2) Bu yasanın yürürlüğe girmesinden sonra, bir ay içerisinde bakan çocukları tahliye edilecektir." demiştim. Henüz yasa yürürlüğe girmeden Halk Bankası Genel Müdürü ve arkadaşları tahliye edildi.

"3) Bilal Erdoğan sessiz sedasız adliyeye gidip ifade verecektir." demiştim. Evet, bu da oldu.

"4) İnternet düzenlemesiyle İnternet'teki birtakım tapelerin ya da CD'lerin yayınının önüne geçilecek." demiştim.

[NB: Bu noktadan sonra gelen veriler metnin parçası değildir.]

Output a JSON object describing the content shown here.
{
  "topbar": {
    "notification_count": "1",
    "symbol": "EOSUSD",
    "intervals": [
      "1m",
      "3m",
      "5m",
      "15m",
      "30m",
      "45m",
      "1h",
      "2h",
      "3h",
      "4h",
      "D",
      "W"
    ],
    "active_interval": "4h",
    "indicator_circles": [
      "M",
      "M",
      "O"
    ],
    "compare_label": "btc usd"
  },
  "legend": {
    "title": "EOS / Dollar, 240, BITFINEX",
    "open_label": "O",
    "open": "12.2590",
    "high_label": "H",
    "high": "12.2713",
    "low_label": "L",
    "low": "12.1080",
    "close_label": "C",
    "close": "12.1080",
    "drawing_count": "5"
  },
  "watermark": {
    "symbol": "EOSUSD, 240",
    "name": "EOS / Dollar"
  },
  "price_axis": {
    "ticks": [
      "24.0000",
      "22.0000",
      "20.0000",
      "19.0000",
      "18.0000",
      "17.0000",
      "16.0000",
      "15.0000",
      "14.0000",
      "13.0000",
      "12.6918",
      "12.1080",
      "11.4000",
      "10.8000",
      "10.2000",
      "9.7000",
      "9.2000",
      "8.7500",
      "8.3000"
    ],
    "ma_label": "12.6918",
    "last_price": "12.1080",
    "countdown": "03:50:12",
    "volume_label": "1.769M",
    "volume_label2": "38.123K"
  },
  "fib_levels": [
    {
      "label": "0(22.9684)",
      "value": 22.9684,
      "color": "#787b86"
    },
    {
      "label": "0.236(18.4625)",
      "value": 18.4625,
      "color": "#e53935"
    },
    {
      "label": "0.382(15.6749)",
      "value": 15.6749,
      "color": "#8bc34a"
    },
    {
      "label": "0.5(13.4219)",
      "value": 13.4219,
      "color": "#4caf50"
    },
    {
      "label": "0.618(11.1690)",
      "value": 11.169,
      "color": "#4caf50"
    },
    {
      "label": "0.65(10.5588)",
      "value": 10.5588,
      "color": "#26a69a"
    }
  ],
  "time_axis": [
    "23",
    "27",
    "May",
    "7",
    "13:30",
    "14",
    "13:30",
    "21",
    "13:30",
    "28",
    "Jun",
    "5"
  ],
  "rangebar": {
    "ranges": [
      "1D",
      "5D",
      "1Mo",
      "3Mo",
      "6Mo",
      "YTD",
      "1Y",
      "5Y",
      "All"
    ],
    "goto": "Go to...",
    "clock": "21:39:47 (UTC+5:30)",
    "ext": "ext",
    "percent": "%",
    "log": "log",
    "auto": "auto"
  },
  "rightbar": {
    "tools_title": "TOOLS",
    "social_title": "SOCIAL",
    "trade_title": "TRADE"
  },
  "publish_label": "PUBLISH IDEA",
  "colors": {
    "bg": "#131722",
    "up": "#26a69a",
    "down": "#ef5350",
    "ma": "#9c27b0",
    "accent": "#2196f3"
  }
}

5'inci şeyi daha sonra okursunuz, onun üzerinde duramayacağım çünkü gelecekle ilgili bir konudur, ekonomiyle ilgili bir konudur.

Aslında bunların, biz, şahsa mahsus düzenlemeler olduğundan kuşku duyuyoruz. Ne yazık ki iktidar partisi dönemsel olarak şahsa mahsus yasalar çıkarmıştır. Çok ilginç bir şey anlatacağım size: Herkes, kişiye özel düzenlemelerin MİT Müsteşarıyla başladığını düşünür ama kişisel düzenleme, Fethullah Gülen düzenlemesidir aslında. 2003 yılında 3713 sayılı Terörle Mücadele Yasası'nın 1'inci maddesi "cebir ve şiddet kullanmasa dahi" şeklinde bir ibareyle başlarken cebir ve şiddet şart koşulmuştur. Zira, o zaman Fethullah Gülen'in Ankara 2 no.lu DGM'de davası vardır ve bu düzenlemeyle beraat ettirilmiştir bugün çetebaşı yapılan kişi.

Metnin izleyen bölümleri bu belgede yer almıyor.